Mit Aufsteiger ATSV Erlangen und der SpVgg Jahn Forchheim, die sich mit 3:2 in Memmelsdorf durchsetzte, haben zwei der vier Bayernligisten aus dem Fußball-Spielkreis Erlangen/Pegnitzgrund den Einzug in die zweite Runde des BFV-Pokals geschafft. Der FSV Erlangen-Bruck war bei der SG Quelle Fürth zwar nicht so favorisiert wie Spanien im Achtelfinale gegen WM-Gastgeber Russland, scheiterte aber ebenso im Elfmeterschießen. Erst morgen greift der SC Eltersdorf in den Wettbewerb des Bayerischen Fußball-Verbands ein, in dem es theoretisch um den Einzug in den DFB-Pokal geht.

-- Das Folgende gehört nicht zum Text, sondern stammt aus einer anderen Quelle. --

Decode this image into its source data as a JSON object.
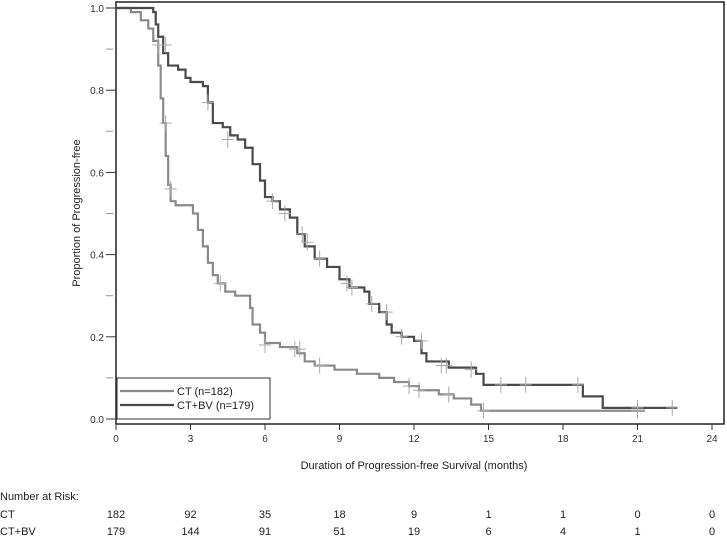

SV Memmelsdorf - SpVgg Jahn Forchheim 2:3

Der Jahn war überlegen, machte es aber spannend. "Man hat gemerkt, dass wir uns in der Vorbereitung befinden und neue Leute einbinden müssen. Zudem war es ziemlich warm", erklärte Forchheims Abteilungsleiter Uwe Schüttinger. Der Start verlief nach Maß: Niklas Möhrlein steckte auf Timo Goldammer durch, der das 0:1 erzielte (4.). Nach einer Standardsituation brachten die Gäste den Ball aber nicht aus der Gefahrenzone, so dass Daniel Krüge ausglich (13.). Obwohl sich Sandro Gumbrecht nicht entscheiden konnte, ob eine Flanke von Firat Güngör mit dem Kopf oder Fuß abnehmen sollte, versenkte er am zweiten Pfosten zum 1:2 (36.).

Fünf Jahre war er weg, doch er brauchte nur gut fünf Minuten, bis er wieder im Jahn-Trikot traf. Kurz nach seiner Einwechslung zur zweiten Hälfte nickte Tom Jäckel eine Flanke von links zum 1:3 ein - gegen Ex-Jahn-Keeper Lars Medem (52.). Ein Polster, das die nachlassende SpVgg brauchte, denn Philipp Hörnes spazierte durchs Forchheimer Spalier und verkürzte (75.). Dann machte der Jahn zu, der in der zweiten Runde auf den SC Feucht (auswärts) oder den ASV Neumarkt (daheim) trifft.
Jahn: Stahl - Hagen, Goldammer (57. Petschner), Grinjuks, Nagengast, Möhrlein, Tischler, Schwinn (65. Jerundow), Wartenfelser (46. Jäckel) Güngör


SG Quelle Fürth - Erlangen-Bruck 6:5 n.E

Obwohl nicht auf dem Hauptplatz gespielt wurde, hätte Bruck das Weiterkommen locker sicherstellen können, vergab aber mehrere hochprozentige Chancen. Zunächst brachte Frank Kirschner die Quelle mit einem abgefälschten Schuss aus 35 Metern glücklich in Führung (14.), doch Oliver Seybold, der nach einem Angriff über den Flügel nur noch einzuschieben brauchte (33.), und Adem Selmani, der eine Flanke von Timur Zenginer verwertete (42.), drehten die Partie noch vor der Halbzeitpause.

Nach Wiederanpfiff und vor allem nach dem 2:2 von Dickson Abiama, der nach einem Ballverlust von Bastian Lunz relativ unbedrängt auf den Erlanger Keeper zulief (66.), agierte der Bayernligist gegen den Landesligisten zu umständlich. "Das war alles zu pomadig", erklärte Brucks Co-Trainer Besnik Avdiji. Im Elfmeterschießen wurde es nicht besser: Selmani semmelte gleich den ersten Versuch drüber, später parierte der SG-Torwart gegen Richard Vidal.


SpVgg Weiden - ATSV Erlangen 1:3

Vignon Amegan stand nach einer gelungenen Kombination an der Strafraumkante und zog zum 0:1 ab (33.). Dennoch hatten die Gäste Schwierigkeiten mit der kämpfenden und konternden SpVgg. Dann hatten die Oberpfälzer auch noch Glück, dass der Schiedsrichter nach einem Zweikampf auf den Punkt zeigte. Den zweifelhaften Strafstoß verwandelte Benjamin Werner (38.), der kurz darauf einen berechtigten Handelfmeter aber vergab.

Stattdessen jubelte ATSV-Zugang Ismail Yüce (Cagrispor Nürnberg), als er eine Flanke von Ahmet Kulabas einköpfte (49.) und kurz vor Schluss den Deckel draufmachte, weil die SpVgg mehr Risiko gegangen war (86.). Weitere Gelegenheiten ließen die Erlanger liegen. In der zweiten Runde muss der Aufsteiger zum Nordost-Landesligisten TSV Neudrossenfeld.